EPC vs EPCM Contracts
While EPC is the standard for project finance, EPCM (Engineering, Procurement, and Construction Management) is sometimes used where turnkey contracting is impractical — notably in mining, oil and gas, and projects with owner-furnished equipment.
EPC (Turnkey)
- Single-point responsibility for delivery
- Fixed price and guaranteed completion date
- ~20% premium over cost-plus
- LDs cover delay and performance shortfalls
- Best for: standardized projects with defined scope
EPCM (Cost-Plus Management)
- Multiple contractors managed by EPCM firm
- Cost-reimbursable; owner takes price risk
- Lower contractor fee, higher owner risk
- Limited recourse for cost overruns
- Best for: complex projects, owner-directed procurement
EPCM is harder to finance because lenders cannot point to a single creditworthy party responsible for completion. Sponsors using EPCM typically provide completion guarantees or accept higher equity requirements.
Common Mistakes
Project finance documentation is complex, and several common errors can undermine deal viability:
1. Misaligned Contract Terms — The Project Agreement, EPC contract, and O&M contract must be “back-to-back” — risks passed down from the revenue contract must flow through to the construction and operating contracts. Misalignment creates gaps where the Project Company bears risks it cannot pass on.

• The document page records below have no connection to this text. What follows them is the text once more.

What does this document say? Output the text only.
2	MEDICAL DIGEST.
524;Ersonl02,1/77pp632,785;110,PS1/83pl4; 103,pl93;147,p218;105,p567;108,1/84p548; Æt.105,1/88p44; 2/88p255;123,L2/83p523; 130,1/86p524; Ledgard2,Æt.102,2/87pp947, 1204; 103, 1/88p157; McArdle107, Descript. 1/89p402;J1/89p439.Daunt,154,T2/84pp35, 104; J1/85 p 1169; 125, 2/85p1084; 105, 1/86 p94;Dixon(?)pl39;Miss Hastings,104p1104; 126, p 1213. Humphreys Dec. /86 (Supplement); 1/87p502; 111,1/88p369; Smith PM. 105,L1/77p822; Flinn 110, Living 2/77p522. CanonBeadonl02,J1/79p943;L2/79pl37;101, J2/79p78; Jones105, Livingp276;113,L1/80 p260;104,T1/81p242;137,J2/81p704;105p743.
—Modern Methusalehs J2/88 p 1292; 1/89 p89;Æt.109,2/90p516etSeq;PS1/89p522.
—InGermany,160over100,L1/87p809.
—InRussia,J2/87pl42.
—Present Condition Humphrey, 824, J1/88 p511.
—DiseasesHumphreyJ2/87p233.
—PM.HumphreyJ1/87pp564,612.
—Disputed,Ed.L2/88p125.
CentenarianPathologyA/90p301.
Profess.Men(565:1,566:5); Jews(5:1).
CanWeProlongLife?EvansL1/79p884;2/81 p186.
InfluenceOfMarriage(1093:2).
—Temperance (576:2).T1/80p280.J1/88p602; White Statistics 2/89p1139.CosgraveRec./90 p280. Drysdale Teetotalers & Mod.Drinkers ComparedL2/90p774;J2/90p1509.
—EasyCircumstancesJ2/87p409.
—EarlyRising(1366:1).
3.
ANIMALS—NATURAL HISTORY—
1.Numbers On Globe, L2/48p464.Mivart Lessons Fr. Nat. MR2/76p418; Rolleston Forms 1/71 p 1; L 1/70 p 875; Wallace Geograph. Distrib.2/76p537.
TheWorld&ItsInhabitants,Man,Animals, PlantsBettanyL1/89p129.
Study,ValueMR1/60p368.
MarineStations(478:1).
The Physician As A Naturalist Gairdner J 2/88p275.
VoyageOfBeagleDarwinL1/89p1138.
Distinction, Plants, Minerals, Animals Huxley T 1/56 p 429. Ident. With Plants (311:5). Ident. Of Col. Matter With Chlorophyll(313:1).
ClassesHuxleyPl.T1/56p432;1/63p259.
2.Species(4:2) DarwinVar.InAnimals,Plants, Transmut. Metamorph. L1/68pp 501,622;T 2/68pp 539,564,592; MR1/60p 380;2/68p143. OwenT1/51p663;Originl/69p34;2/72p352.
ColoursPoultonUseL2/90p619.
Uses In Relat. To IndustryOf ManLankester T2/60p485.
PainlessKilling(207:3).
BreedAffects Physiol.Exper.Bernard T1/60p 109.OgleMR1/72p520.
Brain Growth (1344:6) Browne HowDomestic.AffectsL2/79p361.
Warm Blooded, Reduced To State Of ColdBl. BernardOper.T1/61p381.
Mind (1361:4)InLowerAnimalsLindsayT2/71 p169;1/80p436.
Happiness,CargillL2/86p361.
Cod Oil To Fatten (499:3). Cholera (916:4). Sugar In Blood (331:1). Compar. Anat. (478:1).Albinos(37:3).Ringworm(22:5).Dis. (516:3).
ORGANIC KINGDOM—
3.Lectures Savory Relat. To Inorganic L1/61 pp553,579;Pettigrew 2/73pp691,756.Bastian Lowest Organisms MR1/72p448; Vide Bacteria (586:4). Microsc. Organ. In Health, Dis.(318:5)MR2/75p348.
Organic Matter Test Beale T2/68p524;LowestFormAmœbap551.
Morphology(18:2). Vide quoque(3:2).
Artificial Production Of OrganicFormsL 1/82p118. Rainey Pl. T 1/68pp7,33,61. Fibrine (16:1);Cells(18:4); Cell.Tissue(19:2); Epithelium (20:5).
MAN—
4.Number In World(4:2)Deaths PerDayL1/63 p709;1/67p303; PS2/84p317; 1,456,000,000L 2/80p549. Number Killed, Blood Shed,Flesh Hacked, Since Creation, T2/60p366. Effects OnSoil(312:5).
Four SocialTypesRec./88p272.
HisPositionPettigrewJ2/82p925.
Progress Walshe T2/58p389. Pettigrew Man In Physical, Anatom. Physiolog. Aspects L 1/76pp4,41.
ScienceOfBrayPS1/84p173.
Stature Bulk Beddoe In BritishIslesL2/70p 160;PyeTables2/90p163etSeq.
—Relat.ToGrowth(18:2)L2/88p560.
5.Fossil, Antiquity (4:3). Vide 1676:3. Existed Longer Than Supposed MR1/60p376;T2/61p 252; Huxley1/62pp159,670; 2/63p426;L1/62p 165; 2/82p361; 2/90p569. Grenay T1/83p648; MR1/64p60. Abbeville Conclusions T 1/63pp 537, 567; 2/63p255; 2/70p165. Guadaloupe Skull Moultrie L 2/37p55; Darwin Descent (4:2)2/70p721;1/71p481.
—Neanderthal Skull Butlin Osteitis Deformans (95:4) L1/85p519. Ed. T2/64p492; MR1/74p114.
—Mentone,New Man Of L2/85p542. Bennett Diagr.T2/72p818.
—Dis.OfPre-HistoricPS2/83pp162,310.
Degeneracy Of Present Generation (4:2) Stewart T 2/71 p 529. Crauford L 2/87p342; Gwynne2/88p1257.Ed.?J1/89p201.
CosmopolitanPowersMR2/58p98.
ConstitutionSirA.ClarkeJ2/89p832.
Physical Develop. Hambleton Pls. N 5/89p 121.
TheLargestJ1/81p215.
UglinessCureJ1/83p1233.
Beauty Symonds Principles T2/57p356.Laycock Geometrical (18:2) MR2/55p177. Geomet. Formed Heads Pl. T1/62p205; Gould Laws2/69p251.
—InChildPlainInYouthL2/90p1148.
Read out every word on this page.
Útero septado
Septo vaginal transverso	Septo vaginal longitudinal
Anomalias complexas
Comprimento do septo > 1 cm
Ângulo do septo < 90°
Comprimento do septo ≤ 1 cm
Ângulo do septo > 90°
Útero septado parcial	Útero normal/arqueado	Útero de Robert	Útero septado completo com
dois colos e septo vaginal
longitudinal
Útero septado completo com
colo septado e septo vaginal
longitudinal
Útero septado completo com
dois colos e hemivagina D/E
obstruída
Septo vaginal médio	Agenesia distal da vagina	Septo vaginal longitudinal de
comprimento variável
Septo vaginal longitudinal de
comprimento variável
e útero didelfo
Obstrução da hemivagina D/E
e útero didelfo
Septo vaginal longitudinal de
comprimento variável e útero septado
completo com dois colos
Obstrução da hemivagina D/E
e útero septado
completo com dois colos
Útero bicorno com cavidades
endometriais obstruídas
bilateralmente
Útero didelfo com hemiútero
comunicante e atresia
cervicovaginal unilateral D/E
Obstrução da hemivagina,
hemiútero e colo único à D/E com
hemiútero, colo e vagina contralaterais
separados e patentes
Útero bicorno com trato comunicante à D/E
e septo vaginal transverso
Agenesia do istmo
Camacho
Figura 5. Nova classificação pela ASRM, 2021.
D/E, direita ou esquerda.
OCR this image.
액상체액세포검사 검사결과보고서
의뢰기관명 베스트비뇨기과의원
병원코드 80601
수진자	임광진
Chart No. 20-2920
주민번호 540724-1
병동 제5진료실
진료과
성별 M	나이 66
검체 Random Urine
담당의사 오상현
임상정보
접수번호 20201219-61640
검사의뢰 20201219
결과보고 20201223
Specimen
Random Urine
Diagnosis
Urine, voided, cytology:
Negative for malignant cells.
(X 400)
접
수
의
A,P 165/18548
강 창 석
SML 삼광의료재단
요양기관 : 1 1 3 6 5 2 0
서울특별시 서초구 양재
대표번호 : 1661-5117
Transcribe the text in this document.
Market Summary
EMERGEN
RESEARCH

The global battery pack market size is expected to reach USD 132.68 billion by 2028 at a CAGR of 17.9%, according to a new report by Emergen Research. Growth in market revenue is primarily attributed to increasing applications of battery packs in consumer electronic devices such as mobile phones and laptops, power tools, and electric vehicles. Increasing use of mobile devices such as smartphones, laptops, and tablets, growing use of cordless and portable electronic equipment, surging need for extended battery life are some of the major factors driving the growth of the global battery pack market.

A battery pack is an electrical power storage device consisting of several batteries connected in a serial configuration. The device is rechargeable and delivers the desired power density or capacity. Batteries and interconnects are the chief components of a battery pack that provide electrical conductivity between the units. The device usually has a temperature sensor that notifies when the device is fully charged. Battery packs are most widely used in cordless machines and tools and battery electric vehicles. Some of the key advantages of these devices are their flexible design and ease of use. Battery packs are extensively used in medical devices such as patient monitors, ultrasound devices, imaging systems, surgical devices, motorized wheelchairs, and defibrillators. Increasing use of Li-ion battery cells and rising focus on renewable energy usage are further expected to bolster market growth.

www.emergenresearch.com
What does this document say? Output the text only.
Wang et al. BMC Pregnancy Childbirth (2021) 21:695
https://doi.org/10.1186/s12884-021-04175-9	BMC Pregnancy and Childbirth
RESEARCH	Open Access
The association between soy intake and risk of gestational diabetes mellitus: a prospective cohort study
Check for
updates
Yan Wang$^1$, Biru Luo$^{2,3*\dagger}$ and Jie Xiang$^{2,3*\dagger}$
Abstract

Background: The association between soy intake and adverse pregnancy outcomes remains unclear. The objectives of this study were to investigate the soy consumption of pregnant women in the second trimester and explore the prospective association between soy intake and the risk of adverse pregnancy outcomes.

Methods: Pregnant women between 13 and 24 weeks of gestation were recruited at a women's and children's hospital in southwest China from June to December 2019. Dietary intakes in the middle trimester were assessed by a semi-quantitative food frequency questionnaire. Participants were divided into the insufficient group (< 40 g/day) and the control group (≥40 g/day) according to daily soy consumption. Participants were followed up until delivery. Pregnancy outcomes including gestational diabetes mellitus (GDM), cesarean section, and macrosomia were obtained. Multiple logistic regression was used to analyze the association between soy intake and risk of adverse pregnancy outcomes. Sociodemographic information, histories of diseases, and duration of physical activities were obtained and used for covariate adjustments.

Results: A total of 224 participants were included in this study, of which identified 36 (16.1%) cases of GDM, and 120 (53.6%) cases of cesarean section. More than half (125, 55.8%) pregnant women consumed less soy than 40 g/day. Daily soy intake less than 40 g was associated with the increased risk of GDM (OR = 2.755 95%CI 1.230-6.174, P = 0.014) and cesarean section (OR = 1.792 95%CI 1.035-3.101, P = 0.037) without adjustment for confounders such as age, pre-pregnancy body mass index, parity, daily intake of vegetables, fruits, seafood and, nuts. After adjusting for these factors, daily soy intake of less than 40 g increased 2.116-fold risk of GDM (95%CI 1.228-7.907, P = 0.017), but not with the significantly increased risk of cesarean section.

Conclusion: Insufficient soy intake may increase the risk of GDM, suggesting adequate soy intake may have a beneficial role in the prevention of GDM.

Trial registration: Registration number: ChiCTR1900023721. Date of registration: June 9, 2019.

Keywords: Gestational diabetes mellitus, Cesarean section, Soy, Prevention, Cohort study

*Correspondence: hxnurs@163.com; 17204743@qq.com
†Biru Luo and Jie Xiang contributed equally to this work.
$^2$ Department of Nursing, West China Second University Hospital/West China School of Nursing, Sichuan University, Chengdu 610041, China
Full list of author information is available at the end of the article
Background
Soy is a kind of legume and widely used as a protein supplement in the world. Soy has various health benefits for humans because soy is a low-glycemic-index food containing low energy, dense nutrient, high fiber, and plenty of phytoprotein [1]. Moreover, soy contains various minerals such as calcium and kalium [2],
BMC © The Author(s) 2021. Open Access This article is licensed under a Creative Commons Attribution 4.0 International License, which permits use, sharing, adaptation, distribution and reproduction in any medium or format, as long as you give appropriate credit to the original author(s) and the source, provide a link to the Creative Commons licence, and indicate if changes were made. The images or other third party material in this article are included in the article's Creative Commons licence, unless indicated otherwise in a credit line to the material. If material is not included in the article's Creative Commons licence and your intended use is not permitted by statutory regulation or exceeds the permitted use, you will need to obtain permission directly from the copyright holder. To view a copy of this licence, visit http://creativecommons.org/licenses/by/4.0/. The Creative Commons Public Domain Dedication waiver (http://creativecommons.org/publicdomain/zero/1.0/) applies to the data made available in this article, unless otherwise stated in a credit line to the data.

2. Insufficient LD Caps — Delay LDs must cover debt service during the delay period (typically 6+ months). If LD caps are exhausted before the project is complete, lenders have no contractual protection — only the sponsor’s goodwill.
3. Missing Direct Agreements — Every material counterparty needs a Direct Agreement. A missing tripartite with the O&M operator or fuel supplier can leave lenders unable to step in when they need to most.
4. Confusing Commercial and Financial Close — Sponsors sometimes believe the deal is “done” at Commercial Close. But Financial Close — when CPs are satisfied and funds can flow — is what matters. Delays between the two can strand projects.
Limitations of Project Finance Documentation
While comprehensive documentation provides substantial protection, it cannot eliminate all risks:
1. Enforcement Uncertainty — Local law governs enforcement of security, and some jurisdictions have slow or unpredictable court systems. Offshore structures help but don’t eliminate local-law risks.
2. Political and Regulatory Risk — Contracts with government entities are subject to sovereign immunity, regulatory changes, and political interference that documentation alone cannot prevent. These commercial and political risks require separate mitigation strategies beyond contract drafting.
3. Relationship vs. Documentation — In distressed situations, outcomes often depend more on stakeholder relationships and workout negotiations than on strict contractual rights. A well-drafted contract is necessary but not sufficient.
4. Complexity Costs — Extensive documentation adds transaction costs, extends timelines, and creates operational burden. The cost-benefit varies by deal size — what makes sense for a $500 million project may be overkill for $50 million.
5. Changed Circumstances — Long-term contracts cannot anticipate every scenario. Material Adverse Change clauses and renegotiation mechanisms are imperfect tools for handling genuinely unforeseen developments.
Frequently Asked Questions
Disclaimer
This article is for educational and informational purposes only and does not constitute legal or financial advice. Project finance documentation varies significantly by jurisdiction, sector, and transaction size. The structures and terms described are illustrative and may differ from specific deal documentation. Always consult qualified legal and financial advisors when structuring project finance transactions.